Dos imputados del caso Montoro defienden la “intermediación” de Jordi Pujol Ferrusola con una constructora: “Lo importante es la agenda”
El juicio a la familia Pujol Ferrusola encara su recta final con la comparecencia de los peritos. La sorpresa ha saltado este martes con el currículum de dos de los expertos propuestos por la defensa del empresario Josep Cornadó para defender los pagos de la constructora Copisa a Jordi Pujol Ferrusola. De entre todos los peritos a elegir, han comparecido ante el tribunal Manuel de Vicente Tutor y Francisco Piedras, inspectores de Hacienda en excedencia e imputados en el caso Montoro.
El juez de Tarragona que también mantiene investigado al exministro de Hacienda describe a Tutor y Piedras, que siguieron a Montoro tanto en su despacho privado Equipo Económico como en el Ministerio, como receptores de pagos de empresas gasistas para obtener “modificaciones legislativas favorables”. Para ello, ambos “habrían utilizado sus influencias en el Ministerio de Hacienda”, agrega el instructor.
Este martes, Tutor y Piedras han comparecido como peritos en el caso Pujol a propuesta del exresponsable de la constructora Copisa. Según la Fiscalía, la empresa pagó 2,5 millones en comisiones al hijo mayor del expresident por supuestos servicios de asesoramiento e intermediación en operaciones inmobiliarias, de los que, sin embargo, para Anticorrupción no constan documentos que los demuestren.
Ni Tutor ni Piedras han detallado al tribunal que han formado parte del despacho del exministro de Hacienda. Piedras sí ha contado que fue director del gabinete técnico del Ministerio y que lleva 20 años como “consultor”. Tutor ha indicado que lleva 18 años en excedencia de su plaza de inspector de Hacienda y que ha realizado varios peritajes en causas judiciales.

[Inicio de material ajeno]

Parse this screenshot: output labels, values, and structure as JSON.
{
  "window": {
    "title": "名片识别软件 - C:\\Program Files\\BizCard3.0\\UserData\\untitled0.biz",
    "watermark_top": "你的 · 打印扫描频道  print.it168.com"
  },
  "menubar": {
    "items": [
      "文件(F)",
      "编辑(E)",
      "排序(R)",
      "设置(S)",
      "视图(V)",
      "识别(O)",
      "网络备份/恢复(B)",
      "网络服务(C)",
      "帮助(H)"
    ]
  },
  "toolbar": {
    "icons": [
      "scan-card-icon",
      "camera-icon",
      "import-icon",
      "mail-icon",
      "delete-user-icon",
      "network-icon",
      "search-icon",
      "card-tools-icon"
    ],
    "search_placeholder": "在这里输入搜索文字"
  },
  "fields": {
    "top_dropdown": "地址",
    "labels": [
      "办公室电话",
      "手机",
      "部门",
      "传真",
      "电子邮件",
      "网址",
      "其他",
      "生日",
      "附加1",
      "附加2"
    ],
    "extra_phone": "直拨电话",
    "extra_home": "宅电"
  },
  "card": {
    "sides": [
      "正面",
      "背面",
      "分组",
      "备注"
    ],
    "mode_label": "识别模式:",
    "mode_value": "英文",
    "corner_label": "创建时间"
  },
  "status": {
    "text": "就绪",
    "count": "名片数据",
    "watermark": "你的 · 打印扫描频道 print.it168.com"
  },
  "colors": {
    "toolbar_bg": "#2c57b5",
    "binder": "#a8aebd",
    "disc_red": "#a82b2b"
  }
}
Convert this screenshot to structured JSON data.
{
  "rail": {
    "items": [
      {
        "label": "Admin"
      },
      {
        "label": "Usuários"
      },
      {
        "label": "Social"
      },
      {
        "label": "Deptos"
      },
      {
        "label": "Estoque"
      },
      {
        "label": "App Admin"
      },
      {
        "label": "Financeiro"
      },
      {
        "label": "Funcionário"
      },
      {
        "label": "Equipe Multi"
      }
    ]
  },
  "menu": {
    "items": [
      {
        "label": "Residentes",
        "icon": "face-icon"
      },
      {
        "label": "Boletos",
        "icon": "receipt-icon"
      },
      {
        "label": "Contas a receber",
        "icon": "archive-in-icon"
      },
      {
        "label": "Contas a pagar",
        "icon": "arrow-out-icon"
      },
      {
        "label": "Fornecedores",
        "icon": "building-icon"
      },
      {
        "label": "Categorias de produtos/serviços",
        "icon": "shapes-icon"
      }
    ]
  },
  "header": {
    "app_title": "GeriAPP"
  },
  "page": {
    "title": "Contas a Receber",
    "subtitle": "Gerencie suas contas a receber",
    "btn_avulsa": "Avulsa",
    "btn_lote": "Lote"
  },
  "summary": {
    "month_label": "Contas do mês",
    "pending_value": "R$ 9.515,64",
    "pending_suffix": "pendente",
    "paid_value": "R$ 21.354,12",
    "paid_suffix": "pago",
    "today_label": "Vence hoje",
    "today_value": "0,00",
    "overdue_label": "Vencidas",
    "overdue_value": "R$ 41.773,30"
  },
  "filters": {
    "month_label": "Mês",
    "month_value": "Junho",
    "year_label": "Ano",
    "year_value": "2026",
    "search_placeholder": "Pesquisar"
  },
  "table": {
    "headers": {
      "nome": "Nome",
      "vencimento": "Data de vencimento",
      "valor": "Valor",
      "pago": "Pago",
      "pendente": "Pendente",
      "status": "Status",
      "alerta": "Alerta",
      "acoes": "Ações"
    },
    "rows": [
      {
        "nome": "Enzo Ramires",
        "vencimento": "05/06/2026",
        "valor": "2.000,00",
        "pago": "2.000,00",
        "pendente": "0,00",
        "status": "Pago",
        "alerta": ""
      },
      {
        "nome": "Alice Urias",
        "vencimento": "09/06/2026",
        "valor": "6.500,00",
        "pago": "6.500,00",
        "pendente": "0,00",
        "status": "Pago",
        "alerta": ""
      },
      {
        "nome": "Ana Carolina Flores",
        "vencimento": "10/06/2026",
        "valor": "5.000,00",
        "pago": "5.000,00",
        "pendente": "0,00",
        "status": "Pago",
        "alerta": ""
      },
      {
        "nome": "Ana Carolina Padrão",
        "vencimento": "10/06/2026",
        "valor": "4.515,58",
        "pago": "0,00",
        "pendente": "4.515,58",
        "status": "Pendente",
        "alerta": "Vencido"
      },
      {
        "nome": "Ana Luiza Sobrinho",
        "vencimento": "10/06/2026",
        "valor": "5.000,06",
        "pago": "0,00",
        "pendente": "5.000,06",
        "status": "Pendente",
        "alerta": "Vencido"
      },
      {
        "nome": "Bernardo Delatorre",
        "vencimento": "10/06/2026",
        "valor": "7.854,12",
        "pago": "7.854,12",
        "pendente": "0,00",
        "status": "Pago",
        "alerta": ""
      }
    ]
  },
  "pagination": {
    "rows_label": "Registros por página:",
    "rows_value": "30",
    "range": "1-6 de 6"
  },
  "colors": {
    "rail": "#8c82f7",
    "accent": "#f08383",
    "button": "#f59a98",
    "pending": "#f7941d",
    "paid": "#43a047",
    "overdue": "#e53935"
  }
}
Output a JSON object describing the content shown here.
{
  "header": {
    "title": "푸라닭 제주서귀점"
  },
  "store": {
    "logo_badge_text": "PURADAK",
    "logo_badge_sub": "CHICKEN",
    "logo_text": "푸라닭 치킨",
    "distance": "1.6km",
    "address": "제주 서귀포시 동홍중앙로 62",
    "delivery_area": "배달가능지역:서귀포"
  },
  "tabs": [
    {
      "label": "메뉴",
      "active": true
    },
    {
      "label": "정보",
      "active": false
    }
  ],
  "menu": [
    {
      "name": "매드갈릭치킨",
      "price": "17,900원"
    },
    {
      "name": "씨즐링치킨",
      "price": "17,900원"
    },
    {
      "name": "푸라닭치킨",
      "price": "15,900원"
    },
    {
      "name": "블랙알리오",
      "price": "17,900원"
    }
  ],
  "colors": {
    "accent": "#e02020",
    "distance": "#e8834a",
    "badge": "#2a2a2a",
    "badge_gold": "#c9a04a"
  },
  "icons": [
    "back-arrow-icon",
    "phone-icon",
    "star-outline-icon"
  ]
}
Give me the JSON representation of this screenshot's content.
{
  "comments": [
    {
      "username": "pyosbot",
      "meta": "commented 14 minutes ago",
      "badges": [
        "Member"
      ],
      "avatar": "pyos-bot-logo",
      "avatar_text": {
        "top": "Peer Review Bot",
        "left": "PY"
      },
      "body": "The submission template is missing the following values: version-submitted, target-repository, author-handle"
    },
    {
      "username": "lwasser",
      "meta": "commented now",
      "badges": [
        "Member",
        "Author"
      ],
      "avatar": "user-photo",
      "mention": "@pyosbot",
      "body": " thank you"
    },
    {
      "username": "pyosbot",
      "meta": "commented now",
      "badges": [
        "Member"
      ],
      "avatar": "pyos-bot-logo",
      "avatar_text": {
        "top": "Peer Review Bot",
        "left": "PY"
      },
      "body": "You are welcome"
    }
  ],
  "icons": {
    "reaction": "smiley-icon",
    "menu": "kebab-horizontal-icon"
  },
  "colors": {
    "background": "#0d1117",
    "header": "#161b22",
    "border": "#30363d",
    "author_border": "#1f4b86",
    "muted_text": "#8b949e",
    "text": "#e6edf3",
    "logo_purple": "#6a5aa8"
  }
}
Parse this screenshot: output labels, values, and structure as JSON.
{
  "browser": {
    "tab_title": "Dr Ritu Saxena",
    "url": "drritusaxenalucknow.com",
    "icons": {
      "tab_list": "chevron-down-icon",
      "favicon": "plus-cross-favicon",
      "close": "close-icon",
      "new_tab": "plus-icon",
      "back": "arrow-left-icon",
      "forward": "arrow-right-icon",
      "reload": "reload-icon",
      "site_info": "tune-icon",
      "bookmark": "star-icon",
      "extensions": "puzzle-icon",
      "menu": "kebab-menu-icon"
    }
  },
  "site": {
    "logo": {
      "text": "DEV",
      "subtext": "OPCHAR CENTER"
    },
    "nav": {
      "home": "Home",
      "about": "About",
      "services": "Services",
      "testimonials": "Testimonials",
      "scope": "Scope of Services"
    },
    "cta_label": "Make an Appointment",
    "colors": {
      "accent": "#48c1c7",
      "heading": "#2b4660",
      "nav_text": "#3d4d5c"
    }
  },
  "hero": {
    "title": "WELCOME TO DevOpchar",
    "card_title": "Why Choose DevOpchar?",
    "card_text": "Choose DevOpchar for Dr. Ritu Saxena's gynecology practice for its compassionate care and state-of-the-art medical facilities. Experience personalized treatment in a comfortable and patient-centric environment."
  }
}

Según Tutor, el dinero que recibió Pujol de Copisa forma parte de “las prácticas de mercado existentes”. Ambos peritos han instruido al tribunal sobre el papel de los intermediarios en lo que ha sido una clase sobre la evolución del capitalismo en España. Y han destacado que su pericia era “de carácter teórico”.
De Tutor ha remarcado que en España, con datos de 2019, había 166.000 personas dedicadas a la intermediación comercial, un trabajo, que, según su pericia, se puede llevar a cabo de forma unipersonal “con un teléfono”.
El fiscal anticorrupción Fernando Bermejo ha logrado acorralar al perito al preguntarle por los distintos ámbitos (una refinería, un parque de placas fotovoltaicas, inmobiliario, financiero) por los que Pujol Ferrusola recibió pagos de Copisa. “¿Se puede ser experto en todo eso?”, ha inquirido el fiscal. “Lo importante es la agenda, no es necesario ser ingeniero”, ha respondido Tutor.
Más allá de las eventuales responsabilidades penales, tanto Jordi Pujol Ferrusola como Equipo Económico compartían una gran cantidad de contactos, tal y como han constatado los respectivos casos.
La descripción de Piedras de la labor del intermediario ha sido canónica: “El profesional que se dedica a poner en contacto a vendedor y comprador para un negocio que aporte valor a ambas partes”. En especial, ha agregado el perito, en “mercados donde existe asimetría de información”, esto es, donde el negocio no aparece en boletines oficiales, como sí pasa en una licitación pública.
Así ocurre, ha ahondado Piedras, en el mercado de la construcción en el que se establecieron las relaciones comerciales entre Pujol Ferrusola y Copisa. De Tutor también ha explicado que los márgenes de remuneración de los intermediarios, según parámetros de la OCDE citados por el perito, son de entre el 2 y el 5% de las operaciones. Los pagos recibidos por Pujol están dentro de estos márgenes, ha agregado.
Ambos peritos también han justificado el punto que más ha atacado el fiscal: la falta de documentación (contratos, correos electrónicos) de las labores de documentación. “Depende de la confianza que exista entre intermediario y la empresa es posible que no exista documentación”, ha valorado Piedras. Así funciona el mundo de los negocios, según dos imputados del caso Montoro.